Christian. Ce nom a un goût de fer dans ma bouche quand je l’entends. Mes mains se crispent sur mon sac. Je sens mon pouls s’accélérer à la base de ma gorge, comme celui d’un petit animal qui halète.

Je n’avais PAS prévu ça. Je n’avais pas prévu de faire la une, d’être la curiosité, le sujet que les gens survolent en faisant défiler leurs actualités maussades en milieu de matinée. Je suis censée être… invisible… de préférence.

« Écoutez », dis-je plus fort, surprise par la force de ma voix. « Je suis juste… là pour ma mère ce soir. Félicitations à eux. C’est tout. » Les mots sont clairs et nets, comme un mur derrière lequel je peux me cacher.

« Avez-vous réagi au comportement brusque de Christian avec Lena tout à l’heure ? » Elles foncent sur elles comme des hyènes. La femme au bloc-notes tient son stylo comme un poignard.

J'ai un pincement au cœur. J'ai vu ça… tout le monde a vu ça. Je ne voulais absolument pas être celle qui en a fait toute une histoire. « Les gens se disputent », dis-je. « Ça arrive. Les affaires privées sont… » J'avale ma salive. « …privées. » Toujours aussi convaincante.

Quelqu'un murmure fort tandis que les flashs se font plus insistants. Sabina me serre la main jusqu'à ce que mes jointures blanchissent. Je force un rire amer.

Une femme à l'allure riche, avec un carré impeccable et un avis bien tranché, entre dans le cercle comme si elle était la reine des lieux. « Ma chérie, tu dois être ravie… c'est presque un conte de fées ! » annonce-t-elle. Son sourire est d'une clarté chirurgicale. « Imagine les contacts. Les fêtes. Les… »

J'ai envie de dire : imagine être forcée de m'immiscer dans la vie de quelqu'un comme un accessoire. Imagine être traitée comme une pièce de musée. Au lieu de cela, je sirote mon champagne et le laisse me brûler la langue. C'est plus authentique.

 « Vous allez être sous le feu des projecteurs maintenant », dit la dame au presse-papiers d'une voix plus douce, essayant de faire preuve d'empathie comme si cela pouvait lui valoir une meilleure citation. « Comment allez-vous gérer ça ? »

Je pense à mentir. Je pense à dire que je vais tout brûler et retourner dans mon appartement londonien détrempé pour en finir une fois pour toutes. Mais la vérité est plus compliquée et moins idyllique : je ne sais pas. Je déteste avoir envie, dans les recoins les plus infimes et les plus inaccessibles de mon être, d'être vue. Je déteste que l'idée que Christian me voie – qu'il me voie vraiment – me terrifie et m'excite à la fois.

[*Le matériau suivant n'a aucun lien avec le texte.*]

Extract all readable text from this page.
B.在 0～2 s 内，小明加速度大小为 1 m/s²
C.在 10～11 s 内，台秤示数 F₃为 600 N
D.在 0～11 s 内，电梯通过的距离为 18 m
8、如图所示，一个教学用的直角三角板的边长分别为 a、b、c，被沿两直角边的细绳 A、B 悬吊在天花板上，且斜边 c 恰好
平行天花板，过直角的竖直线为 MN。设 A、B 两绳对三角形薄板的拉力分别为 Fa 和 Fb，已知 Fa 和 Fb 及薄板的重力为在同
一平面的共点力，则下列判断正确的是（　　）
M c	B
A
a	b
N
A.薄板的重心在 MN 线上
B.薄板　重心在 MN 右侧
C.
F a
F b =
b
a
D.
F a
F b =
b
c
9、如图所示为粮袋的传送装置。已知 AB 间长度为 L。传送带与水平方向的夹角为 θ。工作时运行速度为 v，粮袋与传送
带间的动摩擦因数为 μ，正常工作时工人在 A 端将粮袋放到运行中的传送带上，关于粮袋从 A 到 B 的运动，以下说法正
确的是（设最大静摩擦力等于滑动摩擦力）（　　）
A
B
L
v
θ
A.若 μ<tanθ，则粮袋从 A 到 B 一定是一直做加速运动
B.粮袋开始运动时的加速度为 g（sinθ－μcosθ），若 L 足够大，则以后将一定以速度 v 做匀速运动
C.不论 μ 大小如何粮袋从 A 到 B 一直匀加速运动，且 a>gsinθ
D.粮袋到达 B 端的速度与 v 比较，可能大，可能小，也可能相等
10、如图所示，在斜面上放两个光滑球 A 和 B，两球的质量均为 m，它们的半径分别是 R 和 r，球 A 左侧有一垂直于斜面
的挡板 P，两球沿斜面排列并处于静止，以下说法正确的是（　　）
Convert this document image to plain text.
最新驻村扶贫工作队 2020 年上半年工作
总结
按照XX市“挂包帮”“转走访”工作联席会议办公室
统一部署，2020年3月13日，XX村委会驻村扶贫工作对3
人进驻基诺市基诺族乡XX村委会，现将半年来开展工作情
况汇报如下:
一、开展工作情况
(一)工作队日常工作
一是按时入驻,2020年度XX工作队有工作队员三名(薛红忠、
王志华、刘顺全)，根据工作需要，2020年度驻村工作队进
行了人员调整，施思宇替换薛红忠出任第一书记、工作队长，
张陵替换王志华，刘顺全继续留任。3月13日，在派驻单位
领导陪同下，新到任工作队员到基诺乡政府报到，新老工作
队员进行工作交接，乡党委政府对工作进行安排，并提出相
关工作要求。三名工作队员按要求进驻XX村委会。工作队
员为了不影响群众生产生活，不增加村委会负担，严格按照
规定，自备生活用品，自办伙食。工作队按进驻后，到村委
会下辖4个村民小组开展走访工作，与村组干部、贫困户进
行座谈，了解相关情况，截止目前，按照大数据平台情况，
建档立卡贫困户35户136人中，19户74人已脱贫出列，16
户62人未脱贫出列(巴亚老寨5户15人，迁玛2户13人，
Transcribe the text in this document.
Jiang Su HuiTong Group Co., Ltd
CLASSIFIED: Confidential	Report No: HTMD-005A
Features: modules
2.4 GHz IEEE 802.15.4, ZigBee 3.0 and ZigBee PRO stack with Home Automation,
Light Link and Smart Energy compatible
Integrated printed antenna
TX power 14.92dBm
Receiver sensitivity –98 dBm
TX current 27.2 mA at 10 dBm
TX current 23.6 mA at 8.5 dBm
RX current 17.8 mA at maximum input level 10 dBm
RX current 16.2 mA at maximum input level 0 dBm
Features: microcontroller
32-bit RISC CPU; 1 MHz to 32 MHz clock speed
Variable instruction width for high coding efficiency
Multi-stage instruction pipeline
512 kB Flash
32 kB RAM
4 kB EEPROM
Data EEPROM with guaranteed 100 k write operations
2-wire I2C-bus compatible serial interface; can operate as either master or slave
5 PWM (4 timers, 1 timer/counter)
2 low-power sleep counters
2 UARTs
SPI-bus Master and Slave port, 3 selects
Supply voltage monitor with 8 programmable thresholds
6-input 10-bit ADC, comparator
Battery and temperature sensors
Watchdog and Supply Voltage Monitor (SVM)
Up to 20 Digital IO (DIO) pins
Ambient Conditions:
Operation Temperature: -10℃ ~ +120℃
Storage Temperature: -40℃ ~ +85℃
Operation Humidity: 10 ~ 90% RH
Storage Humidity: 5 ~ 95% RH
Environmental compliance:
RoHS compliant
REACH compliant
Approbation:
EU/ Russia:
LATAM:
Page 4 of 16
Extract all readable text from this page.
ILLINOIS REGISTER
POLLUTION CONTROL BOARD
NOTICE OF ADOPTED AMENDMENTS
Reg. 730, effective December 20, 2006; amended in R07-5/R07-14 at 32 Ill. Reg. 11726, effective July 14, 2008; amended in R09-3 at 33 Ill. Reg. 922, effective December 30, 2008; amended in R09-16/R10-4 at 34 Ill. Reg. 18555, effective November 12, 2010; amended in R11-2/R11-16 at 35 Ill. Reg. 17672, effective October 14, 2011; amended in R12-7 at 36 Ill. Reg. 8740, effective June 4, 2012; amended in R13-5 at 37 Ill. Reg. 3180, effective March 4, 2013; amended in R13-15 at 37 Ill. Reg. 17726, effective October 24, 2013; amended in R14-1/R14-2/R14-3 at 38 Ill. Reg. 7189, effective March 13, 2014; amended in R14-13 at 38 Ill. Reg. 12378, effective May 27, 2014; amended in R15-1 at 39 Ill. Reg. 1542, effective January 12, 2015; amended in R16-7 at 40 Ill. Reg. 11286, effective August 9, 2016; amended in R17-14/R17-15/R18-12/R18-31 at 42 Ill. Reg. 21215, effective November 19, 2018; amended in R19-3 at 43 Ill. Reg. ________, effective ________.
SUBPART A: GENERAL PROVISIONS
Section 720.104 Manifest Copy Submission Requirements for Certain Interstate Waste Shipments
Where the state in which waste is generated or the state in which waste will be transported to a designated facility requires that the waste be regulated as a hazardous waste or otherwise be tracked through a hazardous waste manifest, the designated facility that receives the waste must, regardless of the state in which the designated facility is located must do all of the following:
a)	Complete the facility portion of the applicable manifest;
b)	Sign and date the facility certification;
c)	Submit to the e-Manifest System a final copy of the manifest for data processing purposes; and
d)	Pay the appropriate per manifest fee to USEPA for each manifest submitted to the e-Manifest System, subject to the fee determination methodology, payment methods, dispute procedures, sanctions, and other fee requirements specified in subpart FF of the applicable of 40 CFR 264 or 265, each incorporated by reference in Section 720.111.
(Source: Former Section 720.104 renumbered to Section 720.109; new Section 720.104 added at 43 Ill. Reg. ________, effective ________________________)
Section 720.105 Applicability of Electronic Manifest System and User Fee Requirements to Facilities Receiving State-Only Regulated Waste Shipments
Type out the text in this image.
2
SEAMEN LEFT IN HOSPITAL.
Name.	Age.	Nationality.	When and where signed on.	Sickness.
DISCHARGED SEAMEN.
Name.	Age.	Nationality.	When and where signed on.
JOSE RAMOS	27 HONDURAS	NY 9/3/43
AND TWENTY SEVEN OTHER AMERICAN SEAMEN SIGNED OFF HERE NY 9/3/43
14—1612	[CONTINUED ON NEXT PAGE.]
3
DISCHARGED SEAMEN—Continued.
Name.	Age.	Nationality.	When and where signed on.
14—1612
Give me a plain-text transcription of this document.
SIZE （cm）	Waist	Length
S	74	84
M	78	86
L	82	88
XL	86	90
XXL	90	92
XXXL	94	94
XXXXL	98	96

« En faisant semblant de maîtriser la situation », dis-je finalement, et la phrase sonne mi-sérieuse, mi-prière. Elle suscite quelques hochements de tête approbateurs. Les journalistes passent au prochain visage frais comme des vautours obéissant au principe de l'efficacité.

Sabina rayonne comme si je venais de gagner au loto et m'entraîne vers le buffet comme une sœur fière. « Tu as été fabuleuse ! Tu as géré ça comme une star. » Elle fait des guillemets avec ses doigts autour de la star, et je me laisse guider comme un agneau égaré par un berger à l'allure impeccable.

Tandis que nous nous frayons un chemin à travers la foule, je sens des regards nous suivre – des gens du luxe, bouche bée, qui chuchotent, des serveurs qui glissent avec leurs plateaux d'argent, et quelque part au beau milieu de cette cathédrale de verre et d'or, ma gorge se serre sous le poids de tous ces regards.

J'ai envie de disparaître. Au lieu de cela, je réarrange mon sourire et je passe à autre chose, parce que c'est ce qu'on fait quand on vous confie un rôle pour lequel on n'a pas auditionné : on fait comme si ça allait jusqu'à ce que ça n'aille plus.

Et tout ce temps, sous ce calme forcé, l'effervescence électrique de tout à l'heure persiste. Je le sens, comme on allume une allumette, que la soirée n'est pas terminée.